Don’t cut your hair, pull a cap
over the lengthening. Invoke
one ghost and two 

other legends still kicking
around what haunts them
at night when stairs are steep, 

a cellar two stories deep. Narrative
or none, consistent not
likely, they do what they want. I 

see you do too and so much younger. You
may catch up to the age 

of your soul, but not yet.

Would Be Roadkill

Either these falls are shrinking
or this river’s high.
Traffic stops 

for you when you no longer trust.
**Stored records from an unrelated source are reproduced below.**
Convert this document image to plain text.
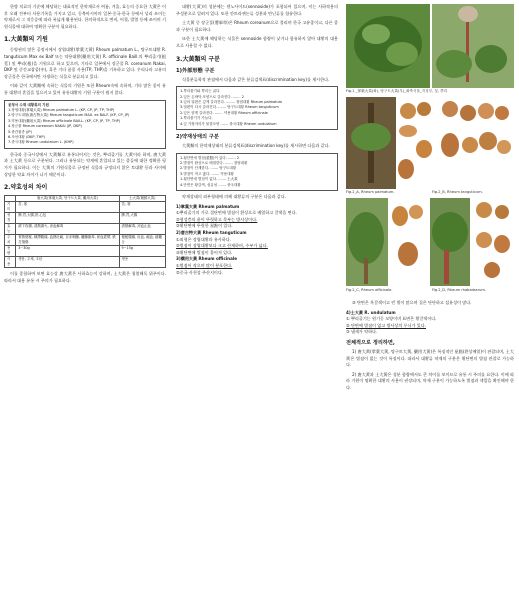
한방 치료의 기준에 해당하는 대표적인 한약재로서 여름, 겨울, 효능의 중요한 大黃은 이후 오래 전부터 사용기록을 가지고 있고, 동북아시아의 일본·중국·한국 등에서 널리 쓰이는 약재로서 그 적응증에 따라 폭넓게 활용된다. 한의학적으로 변비, 어혈, 발열 등에 쓰이며 기원식물에 대하여 명확한 구분이 필요하다.

1.大黃類의 기원

동양권의 많은 공정서에서 장엽대황(掌葉大黃) Rheum palmatum L., 탕구트대황 R. tanguticum Max ex Balf 또는 약용대황(藥用大黃) R. officinale Baill.의 뿌리줄기(根莖) 및 뿌리(根)을 기원으로 하고 있으며, 기타로 일본에서 장군풀 R. coreanum Nakai, DKP 및 중간교잡종(中), 혹은 기타 품종 사용(TP, THP)을 기록하고 있다. 우리나라 고유의 장군풀은 한국에서만 자생하는 식물로 분류되고 있다.

이와 같이 大黃類에 속하는 식물의 기원은 또한 Rheum속에 속하며, 기타 많은 종이 유통 대황의 혼입을 일으키고 있어 유통대황의 기원 구분이 쉽지 않다.

공정서 수재 대황류의 기원
1.장엽대황(掌葉大黃) Rheum palmatum L. (KP, CP, JP, TP, THP)
2.탕구트대황(唐古特大黃) Rheum tanguticum MAX. ex BALF. (KP, CP, JP)
3.약용대황(藥用大黃) Rheum officinale BAILL. (KP, CP, JP, TP, THP)
4.장군풀 Rheum coreanum NAKAI (JP, DKP)
5.중간잡종 (JP)
6.조선대황 (DKP, THP)
7.중국대황 Rheum undulatum L. (KHP)

한국과 중국시장에서 大黃類로 유통되어지는 것은, 뿌리줄기를 大黃이라 하며, 唐大黃과 土大黃 등으로 구분된다. 그러나 유통되는 약재에 혼입되고 있는 종들에 대한 정확한 평가가 필요하다. 이는 大黃의 기원식물로 규정된 식물과 규정되지 않은 토대황 등과 사이에 상당한 약효 차이가 나기 때문이다.

2.약효성의 차이
	唐大黃(掌葉大黃, 탕구트大黃, 藥用大黃)	土大黃(朝鮮大黃)
기미	苦, 寒	苦, 寒
귀경	脾,胃,大腸,肝,心包	脾,胃,大腸
효능	瀉下攻積, 淸熱瀉火, 凉血解毒	淸熱解毒, 凉血止血
주치	實熱便秘, 積滯腹痛, 血熱吐衄, 目赤咽腫, 癰腫瘡毒, 瘀血經閉, 跌打損傷	便秘腹痛, 吐血, 衄血, 瘡癰 등
용량	3~30g	9~15g
사용	생용, 주제, 초탄	생용

이를 종합하여 보면 효능상 唐大黃은 사하효능이 강하며, 土大黃은 청열해독 위주이다. 따라서 대용 유통 시 주의가 필요하다.

대황(大黃)의 성분에는 센노사이드(sennoside)가 포함되어 있으며, 이는 사하작용의 주성분으로 알려져 있다. 또한 안트라퀴논류 성분과 탄닌류를 함유한다.

土大黃 중 장군풀(將軍草)은 Rheum coreanum으로 불리며 한국 고유종이고, 다른 종과 구분이 필요하다.

또한 土大黃에 해당하는 식물은 sennoside 함량이 낮거나 함유하지 않아 대황의 대용으로 사용할 수 없다.

3.大黃類의 구분
1)外部形態 구분

식물분류학적 관점에서 다음과 같은 분류검색표(discrimination key)를 제시한다.

1.뿌리줄기와 뿌리는 굵다.
2.잎은 손바닥 모양으로 갈라진다. ....... 2
3.잎의 열편은 깊게 갈라진다. ........ 장엽대황 Rheum palmatum
3.열편이 다시 갈라진다. ....... 탕구트대황 Rheum tanguticum
2.잎은 얕게 갈라진다. ....... 약용대황 Rheum officinale
1.뿌리줄기가 가늘다.
4.잎 가장자리가 물결모양 ....... 중국대황 Rheum undulatum
2)약재상태의 구분

大黃類의 한약재상태의 분류검색표(discrimination key)를 제시하면 다음과 같다.

1.횡단면에 별점(星點)이 있다. ....... 2
2.별점이 환상으로 배열한다. ....... 장엽대황
2.별점이 산재한다. ....... 탕구트대황
3.별점이 작고 많다. ....... 약용대황
1.횡단면에 별점이 없다. ....... 土大黃
4.단면은 황갈색, 섬유성 ....... 중국대황

약재상태의 외부형태에 의해 대황류의 구분은 다음과 같다.

1)掌葉大黃 Rheum palmatum
①뿌리줄기의 가로 절단면에 별점이 환상으로 배열하고 갈색을 띤다.
②형성층의 윤이 뚜렷하고 목부는 방사상이다.
③횡단면에 뚜렷한 星點이 있다.
2)唐古特大黃 Rheum tanguticum
①외형은 장엽대황과 유사하다.
②별점이 장엽대황보다 크고 산재하며, 수부가 넓다.
③횡단면에 별점이 흩어져 있다.
3)藥用大黃 Rheum officinale
①별점이 작으며 많이 분포한다.
②중국 사천성 주산지이다.
Fig.1 _掌葉大黃(좌), 탕구트大黃(우)_좌측식물_지상부, 꽃, 뿌리
Fig.2_A, Rheum palmatum.	Fig.2_B, Rheum tanguticum.
Fig.2_C, Rheum officinale.	Fig.2_D, Rheum rhabarbarum.

③ 단면은 흑갈색이고 빈 별이 많으며 질은 단단하고 섬유성이 많다.

4)土大黃 R. undulatum
① 뿌리줄기는 원기둥 모양이며 표면은 황갈색이다.
② 단면에 별점이 없고 방사상의 무늬가 있다.
③ 냄새가 약하다.
전체적으로 정리하면,

1) 唐大黃(掌葉大黃, 탕구트大黃, 藥用大黃)은 특징적인 星點(환상배열)이 관찰되며, 土大黃은 별점이 없는 것이 특징이다. 따라서 대황류 약재의 구분은 횡단면의 별점 관찰로 가능하다.

2) 唐大黃과 土大黃은 성분 함량에서도 큰 차이를 보이므로 유통 시 주의를 요한다. 이에 따라 기원이 명확한 대황의 사용이 권장되며, 약재 구분이 가능하도록 별점과 색깔을 확인해야 한다.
You’re walking
across blind
spots, a stone embankment and swerve 

to tease the dead. You have predicted
you would join those left-handed ghosts
when the right of way 

becomes cursed, your body,
upon impact 

a weightless parcel 

through early spring
air. It’s always an April day
just a half hour before 

sunset—civility
in dimming lights dancing off
city streets so many miles before 

the skyline disintegrates
into a watery horizon. It’s guess work,
and it’s hard to know when it will crest.